La tonte de pelouse, activité jardinière courante, peut parfois être source de tensions entre voisins, notamment en raison des nuisances sonores qu'elle génère. À Belfort, comme dans de nombreuses communes de France, des réglementations spécifiques encadrent les horaires et les jours autorisés pour cette activité. Il est essentiel de les connaître et de les respecter pour maintenir une bonne harmonie au sein du voisinage et éviter d'éventuelles sanctions.
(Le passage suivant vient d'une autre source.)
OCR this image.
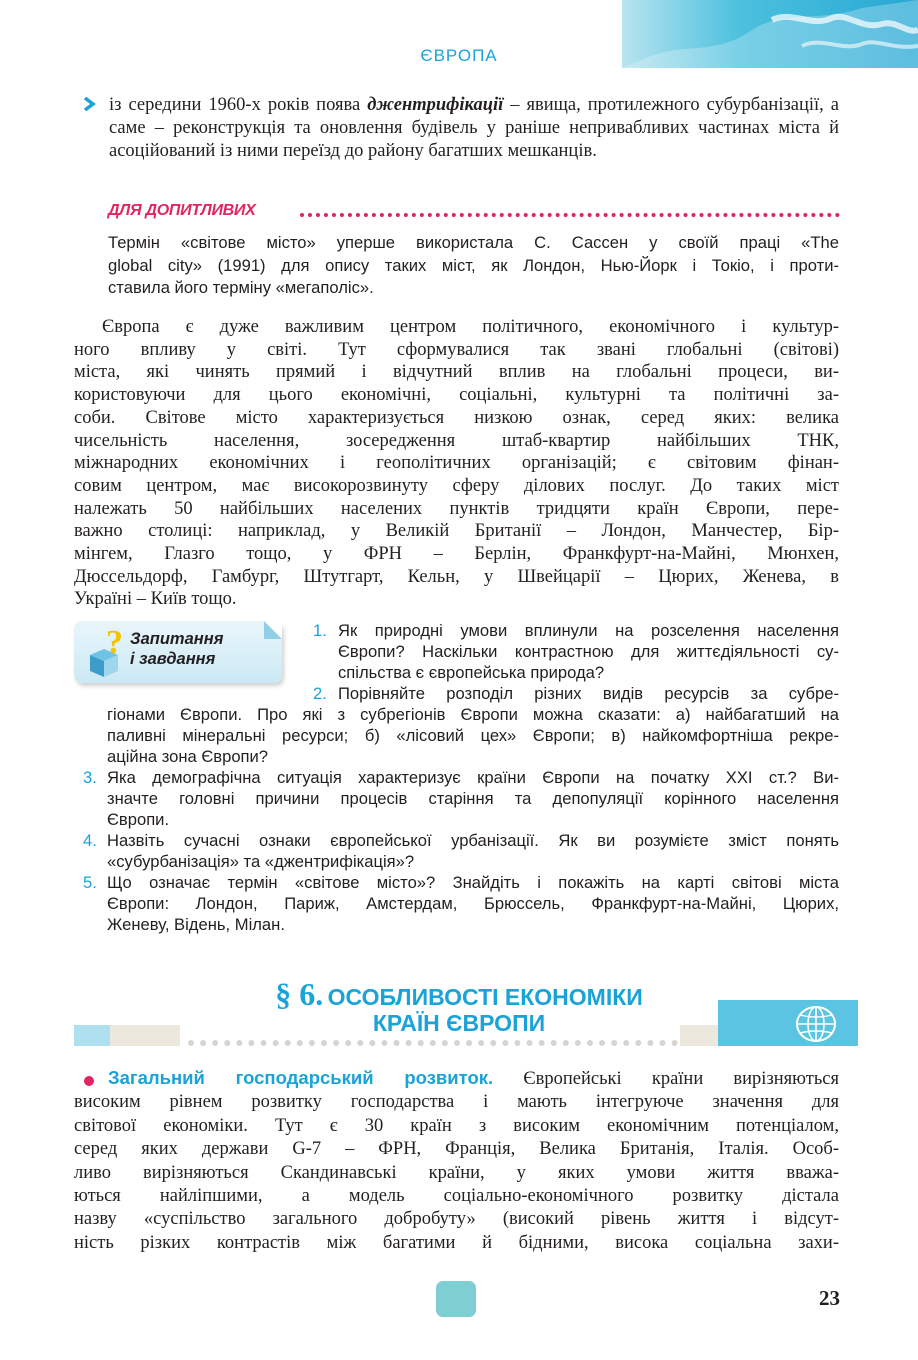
ЄВРОПА
із середини 1960-х років поява джентрифікації – явища, протилежного субурбанізації, а саме – реконструкція та оновлення будівель у раніше непривабливих частинах міста й асоційований із ними переїзд до району багатших мешканців.
ДЛЯ ДОПИТЛИВИХ
Термін «світове місто» уперше використала С. Сассен у своїй праці «The
global city» (1991) для опису таких міст, як Лондон, Нью-Йорк і Токіо, і проти-
ставила його терміну «мегаполіс».
Європа є дуже важливим центром політичного, економічного і культур-
ного впливу у світі. Тут сформувалися так звані глобальні (світові)
міста, які чинять прямий і відчутний вплив на глобальні процеси, ви-
користовуючи для цього економічні, соціальні, культурні та політичні за-
соби. Світове місто характеризується низкою ознак, серед яких: велика
чисельність населення, зосередження штаб-квартир найбільших ТНК,
міжнародних економічних і геополітичних організацій; є світовим фінан-
совим центром, має високорозвинуту сферу ділових послуг. До таких міст
належать 50 найбільших населених пунктів тридцяти країн Європи, пере-
важно столиці: наприклад, у Великій Британії – Лондон, Манчестер, Бір-
мінгем, Глазго тощо, у ФРН – Берлін, Франкфурт-на-Майні, Мюнхен,
Дюссельдорф, Гамбург, Штутгарт, Кельн, у Швейцарії – Цюрих, Женева, в
Україні – Київ тощо.
? Запитання
і завдання
1. Як природні умови вплинули на розселення населення
Європи? Наскільки контрастною для життєдіяльності су-
спільства є європейська природа?
2. Порівняйте розподіл різних видів ресурсів за субре-
гіонами Європи. Про які з субрегіонів Європи можна сказати: а) найбагатший на
паливні мінеральні ресурси; б) «лісовий цех» Європи; в) найкомфортніша рекре-
аційна зона Європи?
3. Яка демографічна ситуація характеризує країни Європи на початку XXI ст.? Ви-
значте головні причини процесів старіння та депопуляції корінного населення
Європи.
4. Назвіть сучасні ознаки європейської урбанізації. Як ви розумієте зміст понять
«субурбанізація» та «джентрифікація»?
5. Що означає термін «світове місто»? Знайдіть і покажіть на карті світові міста
Європи: Лондон, Париж, Амстердам, Брюссель, Франкфурт-на-Майні, Цюрих,
Женеву, Відень, Мілан.
§ 6. ОСОБЛИВОСТІ ЕКОНОМІКИ
КРАЇН ЄВРОПИ
Загальний господарський розвиток. Європейські країни вирізняються
високим рівнем розвитку господарства і мають інтегруюче значення для
світової економіки. Тут є 30 країн з високим економічним потенціалом,
серед яких держави G-7 – ФРН, Франція, Велика Британія, Італія. Особ-
ливо вирізняються Скандинавські країни, у яких умови життя вважа-
ються найліпшими, а модель соціально-економічного розвитку дістала
назву «суспільство загального добробуту» (високий рівень життя і відсут-
ність різких контрастів між багатими й бідними, висока соціальна захи-
23
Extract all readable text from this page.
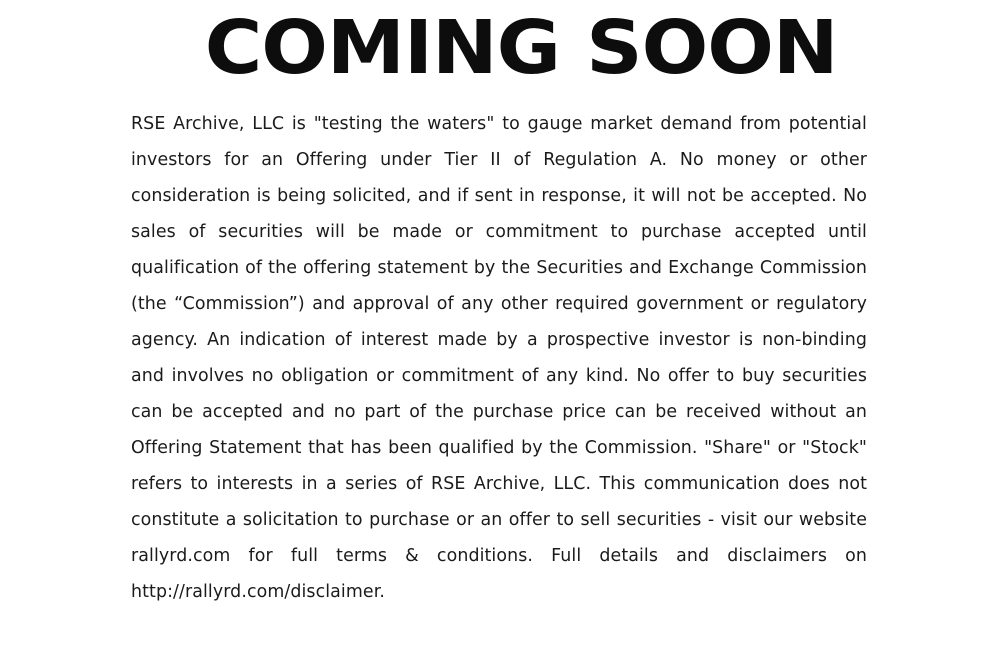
COMING SOON

RSE Archive, LLC is "testing the waters" to gauge market demand from potential investors for an Offering under Tier II of Regulation A. No money or other consideration is being solicited, and if sent in response, it will not be accepted. No sales of securities will be made or commitment to purchase accepted until qualification of the offering statement by the Securities and Exchange Commission (the “Commission”) and approval of any other required government or regulatory agency. An indication of interest made by a prospective investor is non-binding and involves no obligation or commitment of any kind. No offer to buy securities can be accepted and no part of the purchase price can be received without an Offering Statement that has been qualified by the Commission. "Share" or "Stock" refers to interests in a series of RSE Archive, LLC. This communication does not constitute a solicitation to purchase or an offer to sell securities - visit our website rallyrd.com for full terms & conditions. Full details and disclaimers on http://rallyrd.com/disclaimer.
Le cadre général de la lutte contre les bruits de voisinage
La base de la réglementation des bruits de voisinage en France est le décret n° 2006-1099 du 31 août 2006. Ce texte stipule qu'« aucun bruit particulier ne doit, par sa durée, sa répétition ou son intensité, porter atteinte à la tranquillité du voisinage ou à la santé de l’homme, dans un un lieu public ou privé, qu’une personne en soit elle-même à l’origine ou que ce soit par l’intermédiaire d’une personne, d’une chose dont elle a la garde. » Cette réglementation concerne spécifiquement la tonte de pelouse, mais s'étend également à toutes les activités bruyantes de jardinage et de bricolage.
Depuis une modification en 1990 du Code général des collectivités territoriales, les maires des communes disposent d’un pouvoir de police générale en matière de lutte contre les bruits de voisinage. Ils sont autorisés à prendre un arrêté municipal fixant des créneaux horaires pour la tonte de pelouse. Ces arrêtés peuvent ainsi définir des jours et des horaires précis durant lesquels l'utilisation d'engins bruyants est permise.
Il est également important de noter que les bruits de voisinage peuvent être réglementés au niveau du département. Les préfectures de chaque département sont libres de définir des créneaux horaires pour réglementer ce type de bruit. Il est donc primordial, avant de tondre son gazon, de vérifier auprès de sa mairie et de sa préfecture si un arrêté municipal ou préfectoral réglemente la tonte de pelouse dans le périmètre de sa commune. Dans le cadre d’une copropriété, les copropriétaires doivent également consulter le règlement de copropriété pour savoir si des dispositions particulières sont prévues pour la tonte de pelouse.
Horaires de tonte : Ce qu'il faut savoir à Belfort et ailleurs
Les horaires et les jours autorisés pour la tonte de votre pelouse peuvent varier d’une commune à l’autre, notamment concernant les dimanches et jours fériés. Certaines municipalités interdisent à leurs administrés de tondre leur gazon les dimanches et jours fériés.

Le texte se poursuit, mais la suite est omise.